Fon : Aaah~ makasih udah dibilang imut, SunakumaKyumin-san ^^ ehm, kenapa nggak dikasih liat? Itu rahasia perusahaan, hehehe~

Akira : Sebenarnya sih, lebih karena aku diancam akan di kamikorosu sama tiga makhluk itu kalau nyeritain apa yang terjadi sama mereka, SunakumaKyumin-san.

Alaude, Kyou, dan Kyouya : #pura-pura nggak dengar

Fon : Review lagi? ^^

Akira : Oke, lanjut ke Kazue Ichimaru! Al?

Alaude : Itu... pertama kalinya kita ngerasain secara langsung bagaimana angkernya Fon dalam mode yandere. Eniwei, ini udah lanjut. Review lagi?

Fon : Makanya, kalau mau motong rumput itu hati-hati ya~ hehehe

Akira : Dari Tanaka Aira! Yang belom... Kyou!

Kyou : Di chap ini, Kakak bule tak jadiku yang menyebalkan itu sudah banyak muncul. Jadi, secara tak langsung request sudah terpenuhi yaa... #kasih tisu. Bersihkan nosebleed-mu itu Herbivora.

Akira : Jangan dingin begitu dong, Kyou. Di chapter ini kan Alaude udah baik mau ngerawat kamu. Masih untung nggak langsung dimasukkin ke peti mati. Tuh, Kyouya udah nyiapin peti matimu dengan sangat senang hati dan riang gembira.

Kyou : #deathglare ke Akira and Kyouya.

Alaude : Silahkan di review lagi.

Akira : Dari Rieyu ne niih~ ayo, siapa yang mau bales? Hehehe

Kyouya : Siniin kertas Reviewnya. Hm. Ini sudah update, Rieyu ne. Kurasa chapter ini sudah cukup panjang? Apa masih belum? Untuk pair, di chapter ini baru ada pair brothership si kakak kembar menyebalkanku itu, hehe... Mungkin nanti bakalan nyelip-nyelip dikit seiring berjalannya waktu.

Akira : Bahasamu kenapa rada melankolis begitu, Kyouya?

Kyouya : #ngasih kertas review sambil angkat bahu.

Akira : Review lagi, Rieyu ne? ^^ lalu, dari Kuro neko!

Alaude : Ini chapter terbarunya, semoga suka ya! Makasih pujiannya buat cerita ini, Kuro Neko. Apa chap ini masih kurang panjang? Oh, dan Fon itu –ehem, maksudku Fon-niisan itu emang serem. Seenaknya aja baca pikiran orang. Untuk humor, di chapter ini sepertinya berkurang ya. Author Herbivora itu baru sembuh dari WB, soalnya. Chap ini aja nggak tau jelas atau nggak. Ne, Review lagi?

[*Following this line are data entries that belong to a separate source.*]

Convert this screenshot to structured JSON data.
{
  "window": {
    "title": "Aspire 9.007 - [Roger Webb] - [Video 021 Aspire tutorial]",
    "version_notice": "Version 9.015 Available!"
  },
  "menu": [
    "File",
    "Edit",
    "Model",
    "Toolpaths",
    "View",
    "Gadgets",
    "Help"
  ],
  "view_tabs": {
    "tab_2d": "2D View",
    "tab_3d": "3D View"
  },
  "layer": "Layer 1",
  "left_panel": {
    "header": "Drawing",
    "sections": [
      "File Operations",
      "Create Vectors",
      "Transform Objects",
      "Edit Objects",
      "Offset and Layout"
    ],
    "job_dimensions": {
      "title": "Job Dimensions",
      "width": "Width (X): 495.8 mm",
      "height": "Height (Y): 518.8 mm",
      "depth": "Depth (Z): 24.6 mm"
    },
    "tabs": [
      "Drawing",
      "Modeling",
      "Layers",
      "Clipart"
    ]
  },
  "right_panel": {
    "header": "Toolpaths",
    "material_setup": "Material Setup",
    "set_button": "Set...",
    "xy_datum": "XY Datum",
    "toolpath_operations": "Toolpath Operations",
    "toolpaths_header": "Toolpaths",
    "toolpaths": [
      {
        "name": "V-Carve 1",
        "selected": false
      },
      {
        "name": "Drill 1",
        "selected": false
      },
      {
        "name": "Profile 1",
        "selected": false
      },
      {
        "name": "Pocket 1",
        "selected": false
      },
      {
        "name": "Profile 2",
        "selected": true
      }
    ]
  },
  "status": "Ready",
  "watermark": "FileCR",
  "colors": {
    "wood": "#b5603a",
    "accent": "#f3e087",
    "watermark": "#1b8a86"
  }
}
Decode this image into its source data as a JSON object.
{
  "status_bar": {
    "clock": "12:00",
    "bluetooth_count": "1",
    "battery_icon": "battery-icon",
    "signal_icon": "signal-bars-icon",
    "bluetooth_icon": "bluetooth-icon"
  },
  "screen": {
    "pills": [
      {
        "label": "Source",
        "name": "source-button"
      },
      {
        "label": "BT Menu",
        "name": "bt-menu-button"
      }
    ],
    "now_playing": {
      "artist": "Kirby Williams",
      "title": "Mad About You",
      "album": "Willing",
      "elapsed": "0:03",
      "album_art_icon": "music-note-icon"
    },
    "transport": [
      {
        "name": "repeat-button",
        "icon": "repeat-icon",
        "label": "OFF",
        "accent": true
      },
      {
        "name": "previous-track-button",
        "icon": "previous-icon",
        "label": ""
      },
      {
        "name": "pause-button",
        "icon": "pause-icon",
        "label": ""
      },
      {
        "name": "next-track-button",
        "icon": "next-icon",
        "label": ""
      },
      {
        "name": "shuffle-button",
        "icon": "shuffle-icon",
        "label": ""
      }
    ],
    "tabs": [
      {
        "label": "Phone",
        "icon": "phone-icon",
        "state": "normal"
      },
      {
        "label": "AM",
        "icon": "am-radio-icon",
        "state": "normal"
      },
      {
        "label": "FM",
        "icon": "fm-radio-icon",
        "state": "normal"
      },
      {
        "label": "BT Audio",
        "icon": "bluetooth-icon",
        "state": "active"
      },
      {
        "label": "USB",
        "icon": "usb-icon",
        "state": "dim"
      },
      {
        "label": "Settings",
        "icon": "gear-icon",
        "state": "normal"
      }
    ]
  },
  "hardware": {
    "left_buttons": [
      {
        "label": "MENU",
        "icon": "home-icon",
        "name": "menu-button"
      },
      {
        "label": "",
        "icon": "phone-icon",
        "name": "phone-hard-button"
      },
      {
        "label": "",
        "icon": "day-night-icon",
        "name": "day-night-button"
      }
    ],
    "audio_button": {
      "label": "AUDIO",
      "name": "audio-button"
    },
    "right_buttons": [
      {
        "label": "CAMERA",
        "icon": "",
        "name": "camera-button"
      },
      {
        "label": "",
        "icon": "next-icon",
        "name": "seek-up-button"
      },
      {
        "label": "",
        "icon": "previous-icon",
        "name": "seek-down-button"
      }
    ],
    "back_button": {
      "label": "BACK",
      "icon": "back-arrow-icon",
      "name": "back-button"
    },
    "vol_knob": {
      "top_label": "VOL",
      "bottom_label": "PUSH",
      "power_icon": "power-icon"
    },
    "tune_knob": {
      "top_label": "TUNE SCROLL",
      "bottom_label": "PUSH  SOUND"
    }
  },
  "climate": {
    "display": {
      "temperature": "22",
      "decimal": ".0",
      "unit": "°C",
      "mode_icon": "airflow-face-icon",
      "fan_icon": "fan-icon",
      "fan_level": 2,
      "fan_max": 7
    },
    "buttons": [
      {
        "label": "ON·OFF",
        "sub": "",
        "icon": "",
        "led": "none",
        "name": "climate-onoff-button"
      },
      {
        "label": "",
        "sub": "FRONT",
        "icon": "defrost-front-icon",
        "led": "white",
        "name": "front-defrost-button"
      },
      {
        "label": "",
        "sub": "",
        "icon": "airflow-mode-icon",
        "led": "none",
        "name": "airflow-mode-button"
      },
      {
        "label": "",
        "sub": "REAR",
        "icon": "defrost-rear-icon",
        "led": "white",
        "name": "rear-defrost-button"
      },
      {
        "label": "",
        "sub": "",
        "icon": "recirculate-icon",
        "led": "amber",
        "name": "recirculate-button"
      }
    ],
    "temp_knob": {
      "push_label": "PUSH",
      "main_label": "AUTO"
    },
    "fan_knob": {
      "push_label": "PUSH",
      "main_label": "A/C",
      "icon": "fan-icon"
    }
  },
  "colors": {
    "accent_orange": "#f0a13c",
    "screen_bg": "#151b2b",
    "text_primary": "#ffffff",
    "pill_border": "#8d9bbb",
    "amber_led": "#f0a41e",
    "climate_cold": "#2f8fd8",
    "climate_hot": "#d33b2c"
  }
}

Akira : Uhm... penname nya singkat sekali ya, hahaha~ K-san. Makasih udah review chap satu dan dua. Ah, gambar itu ya! Aku dah liat juga kok dan itu gambar Kawaaaiiiiii banget! :D

Fon : Salah satu moment yang langka kan? ^^ Review lagi?

Akira : Kaguya Himeko, Aaaah~ beneran samakah dengan di kartun Spongebob? Gomen kalau begitu. Tapi adegan itu memang murni tiba-tiba terlintas di pikiran Akira kok ^^a. Review lagi?

Kyou : Shizuka Miyuki. Yang bejat itu hanya Alaude ya, aku nggak termasuk.

Alaude : Memang siapa yang menyalakan mesin itu terus ketarik?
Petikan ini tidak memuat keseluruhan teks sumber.